Often times when we find ourselves in unpleasant situations our first reaction is to flee. Family houses can be loud, uncomfortable and hectic places, and sometimes I find myself wishing to disappear. Though some might call this a healthy conclusion that may help me grow and move away one day, there is something else to be gained from this experience besides motivation.
Going beyond the initial thought of “let’s get out of here! retreat, retreat!” we can sit a bit longer in the situation. Simply observing the chaos, and noticing our aversion, our distaste with the situation.
You might feel this need to escape from family and home, from loud and crowded places or from difficult people. And it is okay to step away for a time, to collect yourself quietly and take space. But it is also wise to realize that situations like these will always be around. As we step into the world we experience many overstimulating and uncomfortable instances. It is a fact of life.
By stopping and noticing our predicament we create a little bit of space for inquiry. To view the scene ahead of you with a sense of light inquiry, with a non judging view, can shift the reactions you are strongly feeling. What happens when we swim against an ocean current? We end up fighting the waves, exhausting ourselves in the process. Sure, we can simply remove ourselves from the water at times, but other times we cannot.
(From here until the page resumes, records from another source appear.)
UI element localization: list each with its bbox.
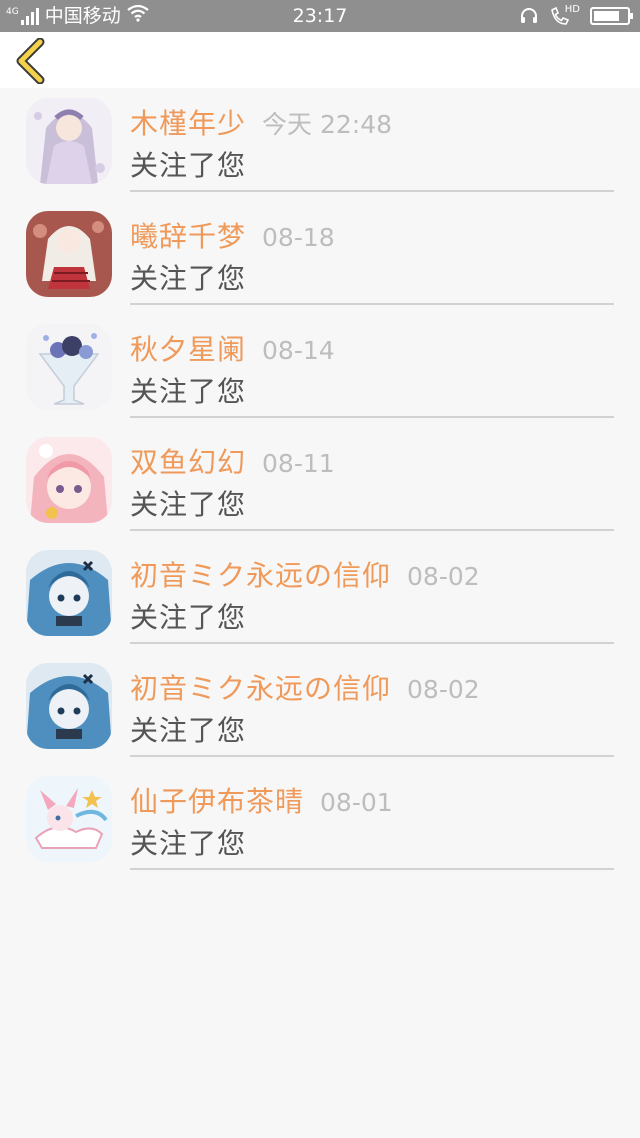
list-item[interactable]: 木槿年少 今天 22:48 关注了您: [0, 88, 640, 201]
notification-text: 关注了您: [130, 375, 247, 408]
notification-text: 关注了您: [130, 488, 247, 521]
notification-text: 关注了您: [130, 827, 247, 860]
row-header: 初音ミク永远の信仰 08-02: [130, 669, 480, 709]
divider: [130, 529, 614, 531]
list-item[interactable]: 初音ミク永远の信仰 08-02 关注了您: [0, 653, 640, 766]
user-name[interactable]: 初音ミク永远の信仰: [130, 559, 391, 592]
list-item[interactable]: 秋夕星阑 08-14 关注了您: [0, 314, 640, 427]
headset-icon: [519, 6, 539, 26]
hd-badge: HD: [564, 4, 580, 15]
nav-bar: [0, 32, 640, 88]
avatar[interactable]: [26, 324, 112, 410]
row-header: 木槿年少 今天 22:48: [130, 104, 392, 144]
user-name[interactable]: 木槿年少: [130, 107, 246, 140]
hd-call-icon: HD: [549, 5, 580, 27]
user-name[interactable]: 仙子伊布茶晴: [130, 785, 304, 818]
notification-text: 关注了您: [130, 714, 247, 747]
divider: [130, 868, 614, 870]
divider: [130, 190, 614, 192]
avatar[interactable]: [26, 211, 112, 297]
row-header: 初音ミク永远の信仰 08-02: [130, 556, 480, 596]
timestamp: 08-01: [320, 788, 393, 817]
follow-notification-list: 木槿年少 今天 22:48 关注了您 曦辞千梦 08-18 关注了您 秋夕星阑 …: [0, 88, 640, 879]
divider: [130, 642, 614, 644]
timestamp: 08-14: [262, 336, 335, 365]
avatar[interactable]: [26, 550, 112, 636]
divider: [130, 755, 614, 757]
user-name[interactable]: 双鱼幻幻: [130, 446, 246, 479]
status-bar: 4G 中国移动 23:17 HD: [0, 0, 640, 32]
back-button[interactable]: [12, 37, 56, 85]
row-header: 曦辞千梦 08-18: [130, 217, 335, 257]
notification-text: 关注了您: [130, 149, 247, 182]
timestamp: 08-02: [407, 675, 480, 704]
notification-text: 关注了您: [130, 601, 247, 634]
row-header: 仙子伊布茶晴 08-01: [130, 782, 393, 822]
list-item[interactable]: 曦辞千梦 08-18 关注了您: [0, 201, 640, 314]
user-name[interactable]: 秋夕星阑: [130, 333, 246, 366]
battery-icon: [590, 6, 634, 26]
row-header: 双鱼幻幻 08-11: [130, 443, 335, 483]
timestamp: 今天 22:48: [262, 110, 393, 139]
chevron-left-icon: [16, 37, 45, 85]
divider: [130, 416, 614, 418]
list-item[interactable]: 双鱼幻幻 08-11 关注了您: [0, 427, 640, 540]
status-right: HD: [509, 0, 634, 32]
user-name[interactable]: 曦辞千梦: [130, 220, 246, 253]
avatar[interactable]: [26, 663, 112, 749]
list-item[interactable]: 初音ミク永远の信仰 08-02 关注了您: [0, 540, 640, 653]
notification-text: 关注了您: [130, 262, 247, 295]
divider: [130, 303, 614, 305]
avatar[interactable]: [26, 98, 112, 184]
avatar[interactable]: [26, 776, 112, 862]
user-name[interactable]: 初音ミク永远の信仰: [130, 672, 391, 705]
timestamp: 08-11: [262, 449, 335, 478]
row-header: 秋夕星阑 08-14: [130, 330, 335, 370]
timestamp: 08-18: [262, 223, 335, 252]
timestamp: 08-02: [407, 562, 480, 591]
avatar[interactable]: [26, 437, 112, 523]
list-item[interactable]: 仙子伊布茶晴 08-01 关注了您: [0, 766, 640, 879]
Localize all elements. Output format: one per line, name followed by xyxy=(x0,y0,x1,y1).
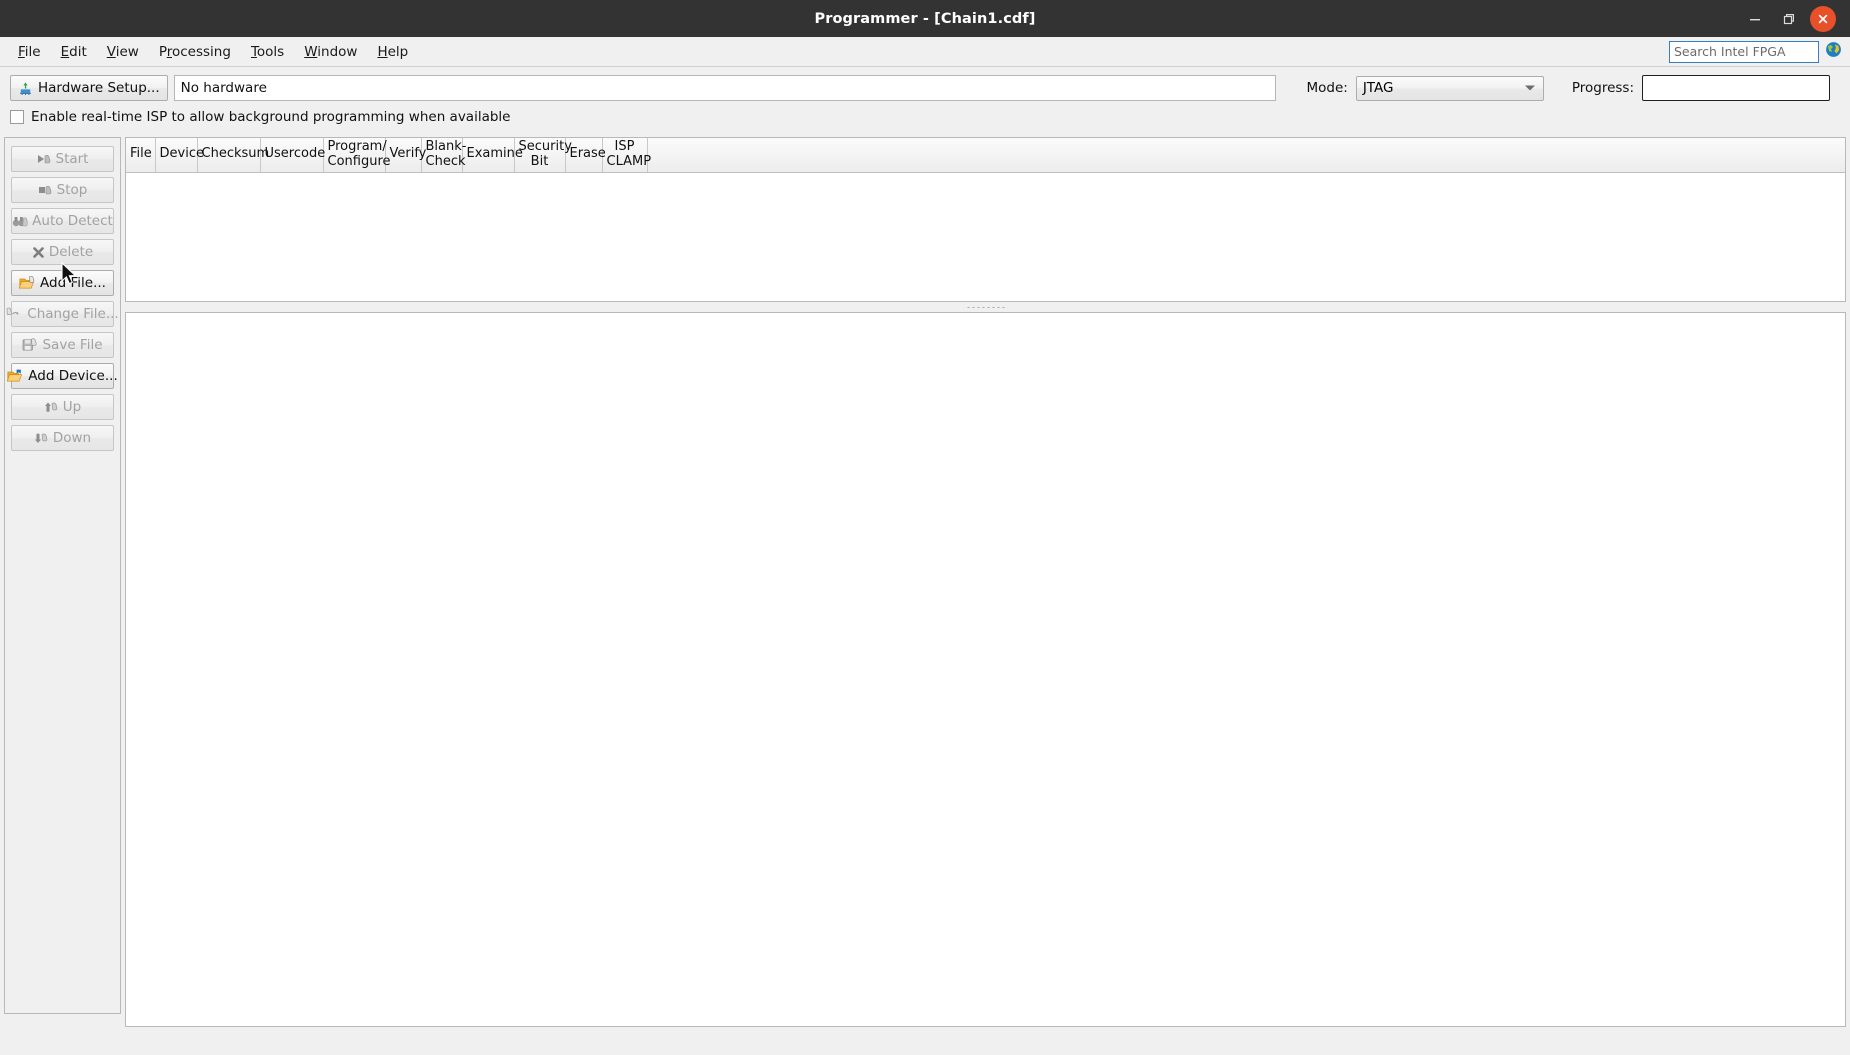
add-file-button[interactable]: Add File... xyxy=(11,270,114,296)
search-area xyxy=(1669,40,1850,63)
up-button-label: Up xyxy=(62,399,82,415)
menu-item-help[interactable]: Help xyxy=(367,41,418,63)
toolbar: Hardware Setup... No hardware Mode: JTAG… xyxy=(0,66,1850,131)
folder-device-icon xyxy=(7,369,24,383)
device-chain-table: File Device Checksum Usercode Program/Co… xyxy=(126,138,1845,173)
column-header-program-configure[interactable]: Program/Configure xyxy=(323,138,391,173)
toolbar-row: Hardware Setup... No hardware Mode: JTAG… xyxy=(10,75,1840,101)
search-input[interactable] xyxy=(1669,40,1819,63)
folder-add-icon xyxy=(19,276,36,290)
column-header-file[interactable]: File xyxy=(126,138,156,173)
table-header-row: File Device Checksum Usercode Program/Co… xyxy=(126,138,1845,173)
arrow-up-icon xyxy=(44,401,59,414)
column-header-filler xyxy=(647,138,1845,173)
hardware-value-text: No hardware xyxy=(180,80,267,96)
column-header-blank-check[interactable]: Blank- Check xyxy=(421,138,466,173)
file-change-icon xyxy=(6,307,23,321)
hardware-setup-label: Hardware Setup... xyxy=(38,80,160,96)
chain-diagram-pane[interactable] xyxy=(125,312,1846,1027)
column-header-device[interactable]: Device xyxy=(155,138,204,173)
add-file-button-label: Add File... xyxy=(40,275,106,291)
maximize-button[interactable] xyxy=(1772,2,1806,36)
save-file-button[interactable]: Save File xyxy=(11,332,114,358)
isp-checkbox-label: Enable real-time ISP to allow background… xyxy=(31,109,511,125)
chevron-down-icon xyxy=(1524,85,1535,91)
change-file-button-label: Change File... xyxy=(27,306,119,322)
progress-label: Progress: xyxy=(1571,80,1634,96)
up-button[interactable]: Up xyxy=(11,394,114,420)
arrow-down-icon xyxy=(34,432,49,445)
isp-checkbox[interactable] xyxy=(10,110,24,124)
action-button-panel: Start Stop Auto Detect Delete Add File..… xyxy=(4,137,121,1014)
floppy-save-icon xyxy=(22,338,38,352)
down-button-label: Down xyxy=(52,430,92,446)
menu-item-window[interactable]: Window xyxy=(294,41,367,63)
add-device-button-label: Add Device... xyxy=(28,368,118,384)
add-device-button[interactable]: Add Device... xyxy=(7,363,118,389)
mode-select[interactable]: JTAG xyxy=(1355,75,1544,101)
mode-label: Mode: xyxy=(1306,80,1348,96)
menu-item-tools[interactable]: Tools xyxy=(241,41,294,63)
progress-bar xyxy=(1642,75,1830,101)
globe-icon[interactable] xyxy=(1825,41,1842,62)
delete-button-label: Delete xyxy=(48,244,94,260)
splitter-grip-icon xyxy=(965,305,1006,309)
close-button[interactable] xyxy=(1806,2,1840,36)
start-button[interactable]: Start xyxy=(11,146,114,172)
column-header-checksum[interactable]: Checksum xyxy=(197,138,269,173)
change-file-button[interactable]: Change File... xyxy=(6,301,119,327)
delete-button[interactable]: Delete xyxy=(11,239,114,265)
play-icon xyxy=(37,153,52,166)
title-bar: Programmer - [Chain1.cdf] xyxy=(0,0,1850,37)
hardware-value-field[interactable]: No hardware xyxy=(173,75,1277,101)
window-title: Programmer - [Chain1.cdf] xyxy=(814,10,1036,27)
main-body: Start Stop Auto Detect Delete Add File..… xyxy=(0,131,1850,1031)
column-header-isp-clamp[interactable]: ISP CLAMP xyxy=(602,138,651,173)
x-delete-icon xyxy=(32,246,45,259)
minimize-button[interactable] xyxy=(1738,2,1772,36)
device-chain-table-pane[interactable]: File Device Checksum Usercode Program/Co… xyxy=(125,137,1846,302)
mode-value: JTAG xyxy=(1362,80,1394,96)
auto-detect-button[interactable]: Auto Detect xyxy=(11,208,114,234)
auto-detect-button-label: Auto Detect xyxy=(32,213,113,229)
save-file-button-label: Save File xyxy=(42,337,103,353)
column-header-usercode[interactable]: Usercode xyxy=(260,138,325,173)
stop-button-label: Stop xyxy=(56,182,88,198)
chip-upload-icon xyxy=(18,81,33,96)
isp-checkbox-row[interactable]: Enable real-time ISP to allow background… xyxy=(10,109,1840,127)
binoculars-icon xyxy=(12,215,28,228)
menu-item-processing[interactable]: Processing xyxy=(149,41,241,63)
start-button-label: Start xyxy=(55,151,89,167)
menu-bar: File Edit View Processing Tools Window H… xyxy=(0,37,1850,66)
stop-icon xyxy=(38,184,53,197)
column-header-examine[interactable]: Examine xyxy=(462,138,523,173)
pane-splitter[interactable] xyxy=(125,302,1846,312)
down-button[interactable]: Down xyxy=(11,425,114,451)
stop-button[interactable]: Stop xyxy=(11,177,114,203)
hardware-setup-button[interactable]: Hardware Setup... xyxy=(10,75,168,101)
menu-item-edit[interactable]: Edit xyxy=(51,41,97,63)
menu-item-view[interactable]: View xyxy=(97,41,149,63)
right-stack: File Device Checksum Usercode Program/Co… xyxy=(125,137,1846,1027)
window-controls xyxy=(1738,2,1850,36)
close-icon xyxy=(1810,5,1836,32)
menu-item-file[interactable]: File xyxy=(8,41,51,63)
That is why it is helpful to learn to swim with the current.
We can swim with the current by accepting things as they are, by realizing the fleetingness of the situation and by choosing to respond with love. Sometimes my family members are loud when I am trying to do something quietly, or interrupt me when I am concentrating, or reprimand me when I am having a hard day. But it is my choice how I react.
Sometimes I think of it this way: we are living in an after image. Everyone around us, everything we react to is already gone. The way we respond and the feelings we reply with are with us forever. When the mirage of the problems we face go away, we are only left with our strong unhappiness, our anger, our resentment.
I do not want to hold onto these ways of feeling, so I let them go before they are fully triggered. I try to choose how I want to feel about the situation, I realize I’m holding everything. It is my choice what I choose to hold.